Seasonality and Cash Flow
Seasonality refers to an imbalance in the timing of sales revenue for a given class of merchandise. To simplify this, think about pumpkins and bulk candy, for example. Certainly, shoppers might buy pumpkins and bulk assorted candy throughout the year, but we might expect that these purchases peak in October, building towards Halloween. In this way, the market for pumpkins and bulk candy reflect seasonality. Yes, there are ongoing sales, but there are clear peaks in demand at specific times of the year.
Other examples might include winter holiday merchandise, which may sell beginning as early as Labor Day (early September) through late December, and swimwear, which may sell as early as January (beginning of cruise season) through early summer, with some retailers starting to markdown swimwear around mid July.
Of course, these are not exhaustive of all seasonal items, but are intended to give you examples. Within a supermarket, grocers might actively promote seasonal items and/or seasonal consumption of specific items. Think about heavy merchandising periods, including:
- January: Chips and soft drinks in advance of the Super Bowl
- February: Boxed chocolate for Valentine’s Day
- May: Flowers and greeting cards for graduates and Mother’s Day
- July: Hot dogs, ground beef, and buns for the 4th of July
- November: Turkeys and prepared pies for Thanksgiving
Cash flow refers to the total amount of money being transferred into or out of a business at a given moment of time. Businesses seek to generate long-term positive cash flow. But, because seasonality reflects an imbalance in the timing of sales revenue, cash flow can be uneven, creating challenges for how to manage the financials of the firm.
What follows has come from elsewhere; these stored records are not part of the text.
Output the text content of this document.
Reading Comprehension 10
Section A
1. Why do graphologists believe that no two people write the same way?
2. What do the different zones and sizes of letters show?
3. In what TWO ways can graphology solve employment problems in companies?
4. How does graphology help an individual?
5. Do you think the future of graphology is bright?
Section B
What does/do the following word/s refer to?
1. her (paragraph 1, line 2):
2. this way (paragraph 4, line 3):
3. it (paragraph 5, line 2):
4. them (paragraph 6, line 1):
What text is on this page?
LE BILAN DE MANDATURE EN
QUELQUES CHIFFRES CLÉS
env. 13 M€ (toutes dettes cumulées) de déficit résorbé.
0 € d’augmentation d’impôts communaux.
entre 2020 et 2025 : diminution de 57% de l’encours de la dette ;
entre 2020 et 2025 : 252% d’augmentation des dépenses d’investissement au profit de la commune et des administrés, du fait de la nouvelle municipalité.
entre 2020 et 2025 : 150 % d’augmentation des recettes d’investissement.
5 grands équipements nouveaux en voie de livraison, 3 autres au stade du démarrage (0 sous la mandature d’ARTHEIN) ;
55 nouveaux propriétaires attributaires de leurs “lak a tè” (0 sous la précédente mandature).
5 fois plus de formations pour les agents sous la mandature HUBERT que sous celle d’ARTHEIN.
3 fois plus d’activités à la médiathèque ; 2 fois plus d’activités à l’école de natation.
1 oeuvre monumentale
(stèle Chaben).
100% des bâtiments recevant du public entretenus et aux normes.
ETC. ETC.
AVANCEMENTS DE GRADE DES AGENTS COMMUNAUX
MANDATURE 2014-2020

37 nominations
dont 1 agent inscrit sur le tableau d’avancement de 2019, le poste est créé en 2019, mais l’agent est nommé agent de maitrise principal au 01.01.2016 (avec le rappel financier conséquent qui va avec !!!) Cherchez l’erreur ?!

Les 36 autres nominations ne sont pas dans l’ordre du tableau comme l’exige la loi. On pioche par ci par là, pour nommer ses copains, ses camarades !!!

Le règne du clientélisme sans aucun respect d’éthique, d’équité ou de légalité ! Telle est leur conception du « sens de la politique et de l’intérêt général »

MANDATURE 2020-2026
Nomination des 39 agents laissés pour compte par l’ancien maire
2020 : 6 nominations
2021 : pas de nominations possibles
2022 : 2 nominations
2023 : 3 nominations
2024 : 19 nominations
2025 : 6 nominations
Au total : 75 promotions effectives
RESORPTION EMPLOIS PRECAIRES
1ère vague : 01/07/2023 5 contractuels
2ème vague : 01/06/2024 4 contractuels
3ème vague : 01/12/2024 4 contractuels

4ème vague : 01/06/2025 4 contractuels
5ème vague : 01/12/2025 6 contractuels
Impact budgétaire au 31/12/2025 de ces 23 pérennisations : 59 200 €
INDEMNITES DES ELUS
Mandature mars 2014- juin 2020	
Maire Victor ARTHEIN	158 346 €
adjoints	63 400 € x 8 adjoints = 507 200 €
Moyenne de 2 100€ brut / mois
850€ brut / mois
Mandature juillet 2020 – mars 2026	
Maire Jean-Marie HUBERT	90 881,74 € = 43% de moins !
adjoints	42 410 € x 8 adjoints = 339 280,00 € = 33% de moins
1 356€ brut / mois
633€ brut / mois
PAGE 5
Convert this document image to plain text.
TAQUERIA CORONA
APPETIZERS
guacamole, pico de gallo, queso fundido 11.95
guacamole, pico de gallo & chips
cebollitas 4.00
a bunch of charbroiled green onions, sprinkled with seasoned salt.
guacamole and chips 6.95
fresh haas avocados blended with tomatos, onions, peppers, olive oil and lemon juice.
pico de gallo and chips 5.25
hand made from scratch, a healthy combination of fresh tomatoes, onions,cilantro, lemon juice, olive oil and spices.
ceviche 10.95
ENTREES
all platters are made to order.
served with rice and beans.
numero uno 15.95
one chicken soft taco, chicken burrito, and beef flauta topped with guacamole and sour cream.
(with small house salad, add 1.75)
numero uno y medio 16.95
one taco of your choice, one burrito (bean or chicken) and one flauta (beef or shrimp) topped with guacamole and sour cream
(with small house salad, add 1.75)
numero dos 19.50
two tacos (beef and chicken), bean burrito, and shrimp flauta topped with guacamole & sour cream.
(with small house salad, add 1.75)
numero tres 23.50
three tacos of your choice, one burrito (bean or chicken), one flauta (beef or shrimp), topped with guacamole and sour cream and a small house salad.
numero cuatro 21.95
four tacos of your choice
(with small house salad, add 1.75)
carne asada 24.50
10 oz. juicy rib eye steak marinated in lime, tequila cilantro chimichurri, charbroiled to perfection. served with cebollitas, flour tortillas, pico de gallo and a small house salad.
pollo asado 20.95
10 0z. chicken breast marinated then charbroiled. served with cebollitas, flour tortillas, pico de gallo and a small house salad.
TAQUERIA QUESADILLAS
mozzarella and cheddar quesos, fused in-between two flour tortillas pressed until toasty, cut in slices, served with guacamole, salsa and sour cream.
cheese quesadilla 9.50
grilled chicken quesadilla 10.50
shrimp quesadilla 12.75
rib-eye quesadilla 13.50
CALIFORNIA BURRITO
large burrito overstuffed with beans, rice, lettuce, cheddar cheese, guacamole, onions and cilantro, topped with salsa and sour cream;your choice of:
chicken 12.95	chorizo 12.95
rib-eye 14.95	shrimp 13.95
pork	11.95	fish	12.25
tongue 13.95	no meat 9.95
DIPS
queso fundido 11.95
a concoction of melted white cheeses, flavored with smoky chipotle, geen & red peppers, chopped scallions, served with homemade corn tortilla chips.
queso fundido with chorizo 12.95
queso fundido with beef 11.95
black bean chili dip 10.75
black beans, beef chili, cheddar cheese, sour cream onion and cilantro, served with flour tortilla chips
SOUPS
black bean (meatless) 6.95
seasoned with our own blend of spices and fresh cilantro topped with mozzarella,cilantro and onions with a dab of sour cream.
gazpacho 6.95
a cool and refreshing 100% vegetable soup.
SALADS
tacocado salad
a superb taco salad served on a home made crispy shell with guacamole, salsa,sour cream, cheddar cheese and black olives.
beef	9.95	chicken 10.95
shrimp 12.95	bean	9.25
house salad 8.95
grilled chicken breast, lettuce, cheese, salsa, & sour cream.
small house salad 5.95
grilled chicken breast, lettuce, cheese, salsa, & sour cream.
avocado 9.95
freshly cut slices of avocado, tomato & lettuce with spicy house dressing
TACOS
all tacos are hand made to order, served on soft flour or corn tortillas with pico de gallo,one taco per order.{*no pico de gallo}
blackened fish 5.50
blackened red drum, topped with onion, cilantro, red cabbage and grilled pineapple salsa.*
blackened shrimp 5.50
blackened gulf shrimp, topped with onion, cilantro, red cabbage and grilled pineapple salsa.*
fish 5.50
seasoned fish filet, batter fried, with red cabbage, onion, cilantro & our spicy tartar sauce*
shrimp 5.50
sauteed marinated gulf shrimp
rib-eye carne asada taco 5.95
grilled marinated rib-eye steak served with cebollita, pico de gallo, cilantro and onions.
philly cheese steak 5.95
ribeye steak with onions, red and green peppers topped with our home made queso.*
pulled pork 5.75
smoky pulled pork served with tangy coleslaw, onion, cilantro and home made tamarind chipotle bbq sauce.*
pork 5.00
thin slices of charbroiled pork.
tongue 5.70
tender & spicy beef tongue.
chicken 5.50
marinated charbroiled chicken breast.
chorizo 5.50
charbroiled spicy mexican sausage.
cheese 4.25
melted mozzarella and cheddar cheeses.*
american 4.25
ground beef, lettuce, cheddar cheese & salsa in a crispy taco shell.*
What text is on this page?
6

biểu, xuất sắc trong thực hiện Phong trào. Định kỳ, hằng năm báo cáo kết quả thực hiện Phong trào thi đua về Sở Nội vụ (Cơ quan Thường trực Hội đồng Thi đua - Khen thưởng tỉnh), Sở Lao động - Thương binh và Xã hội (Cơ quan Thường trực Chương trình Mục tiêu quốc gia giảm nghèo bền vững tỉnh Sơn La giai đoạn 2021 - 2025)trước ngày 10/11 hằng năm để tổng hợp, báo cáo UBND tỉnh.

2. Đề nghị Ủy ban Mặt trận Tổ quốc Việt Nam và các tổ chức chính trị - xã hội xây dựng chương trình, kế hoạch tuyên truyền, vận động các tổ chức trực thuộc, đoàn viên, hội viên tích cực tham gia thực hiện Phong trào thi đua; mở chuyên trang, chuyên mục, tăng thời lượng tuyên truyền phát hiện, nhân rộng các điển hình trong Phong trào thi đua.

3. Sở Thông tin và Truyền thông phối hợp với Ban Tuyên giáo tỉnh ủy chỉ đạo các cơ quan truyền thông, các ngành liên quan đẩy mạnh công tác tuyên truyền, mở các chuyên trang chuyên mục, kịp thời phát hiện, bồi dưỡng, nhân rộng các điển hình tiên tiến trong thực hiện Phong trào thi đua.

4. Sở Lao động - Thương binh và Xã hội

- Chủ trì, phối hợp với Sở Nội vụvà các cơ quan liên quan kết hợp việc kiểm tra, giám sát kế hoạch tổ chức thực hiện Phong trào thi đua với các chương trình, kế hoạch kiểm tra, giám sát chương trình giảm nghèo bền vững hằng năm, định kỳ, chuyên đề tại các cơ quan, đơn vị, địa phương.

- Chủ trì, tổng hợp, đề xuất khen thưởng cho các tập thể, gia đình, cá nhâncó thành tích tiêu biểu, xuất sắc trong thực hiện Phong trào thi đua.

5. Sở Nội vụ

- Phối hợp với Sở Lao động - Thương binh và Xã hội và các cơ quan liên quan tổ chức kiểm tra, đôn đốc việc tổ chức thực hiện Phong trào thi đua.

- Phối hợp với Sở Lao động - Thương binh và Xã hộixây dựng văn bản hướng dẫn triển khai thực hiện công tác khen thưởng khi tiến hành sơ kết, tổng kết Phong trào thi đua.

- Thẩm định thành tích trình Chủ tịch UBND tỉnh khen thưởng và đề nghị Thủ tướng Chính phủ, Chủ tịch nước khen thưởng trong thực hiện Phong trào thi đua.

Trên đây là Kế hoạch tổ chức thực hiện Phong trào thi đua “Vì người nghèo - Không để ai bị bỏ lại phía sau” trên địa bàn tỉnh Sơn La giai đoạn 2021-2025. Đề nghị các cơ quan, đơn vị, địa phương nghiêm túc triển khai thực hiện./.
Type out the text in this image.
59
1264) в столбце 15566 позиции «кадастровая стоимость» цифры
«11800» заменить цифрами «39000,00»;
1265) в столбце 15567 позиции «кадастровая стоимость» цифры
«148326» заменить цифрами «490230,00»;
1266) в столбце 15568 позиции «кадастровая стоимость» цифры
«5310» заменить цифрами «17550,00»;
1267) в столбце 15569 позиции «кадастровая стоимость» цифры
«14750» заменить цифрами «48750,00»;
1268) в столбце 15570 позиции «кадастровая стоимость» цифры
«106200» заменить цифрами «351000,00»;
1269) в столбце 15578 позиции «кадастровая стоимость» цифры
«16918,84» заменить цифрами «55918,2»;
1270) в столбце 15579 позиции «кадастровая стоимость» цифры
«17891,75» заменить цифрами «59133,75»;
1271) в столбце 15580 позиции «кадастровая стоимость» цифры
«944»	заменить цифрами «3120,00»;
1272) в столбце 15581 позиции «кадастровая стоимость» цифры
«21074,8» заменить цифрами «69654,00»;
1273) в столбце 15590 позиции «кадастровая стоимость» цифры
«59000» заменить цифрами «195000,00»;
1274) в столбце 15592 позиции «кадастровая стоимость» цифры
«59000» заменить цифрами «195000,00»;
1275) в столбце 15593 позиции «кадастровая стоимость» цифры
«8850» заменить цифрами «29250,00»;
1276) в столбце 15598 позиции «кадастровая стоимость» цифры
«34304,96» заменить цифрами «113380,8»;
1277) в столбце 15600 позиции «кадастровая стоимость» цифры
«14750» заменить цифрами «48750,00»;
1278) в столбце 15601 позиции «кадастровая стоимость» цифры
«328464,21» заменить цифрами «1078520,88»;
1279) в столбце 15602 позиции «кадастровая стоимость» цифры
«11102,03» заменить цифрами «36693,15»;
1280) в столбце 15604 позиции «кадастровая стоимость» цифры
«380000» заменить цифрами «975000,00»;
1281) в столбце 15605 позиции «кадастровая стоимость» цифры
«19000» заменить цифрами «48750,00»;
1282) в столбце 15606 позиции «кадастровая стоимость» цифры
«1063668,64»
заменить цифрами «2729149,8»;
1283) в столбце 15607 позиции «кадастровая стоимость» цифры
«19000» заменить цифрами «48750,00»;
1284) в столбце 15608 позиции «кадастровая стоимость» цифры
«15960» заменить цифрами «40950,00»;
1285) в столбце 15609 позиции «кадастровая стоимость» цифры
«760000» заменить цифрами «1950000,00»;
For example, consider Brighter Beach, a retailer that sells swimwear and accessories. As you would expect, their high selling season extends from March through August. Yet, the store is open year round, meaning the business incurs operating expenses, like rent, utilities, and labor, throughout the full year. Therefore, sales and profits during the summer months must be enough to cover all annual expenses. This includes capital to purchase goods (inventory) to sell in the coming selling season. It’s the timing of these transactions that makes budgeting decisions especially complex. The managers of Brighter Beach, and those at other seasonal businesses, may need to manage cash flow to pay off past purchases or to make new ones.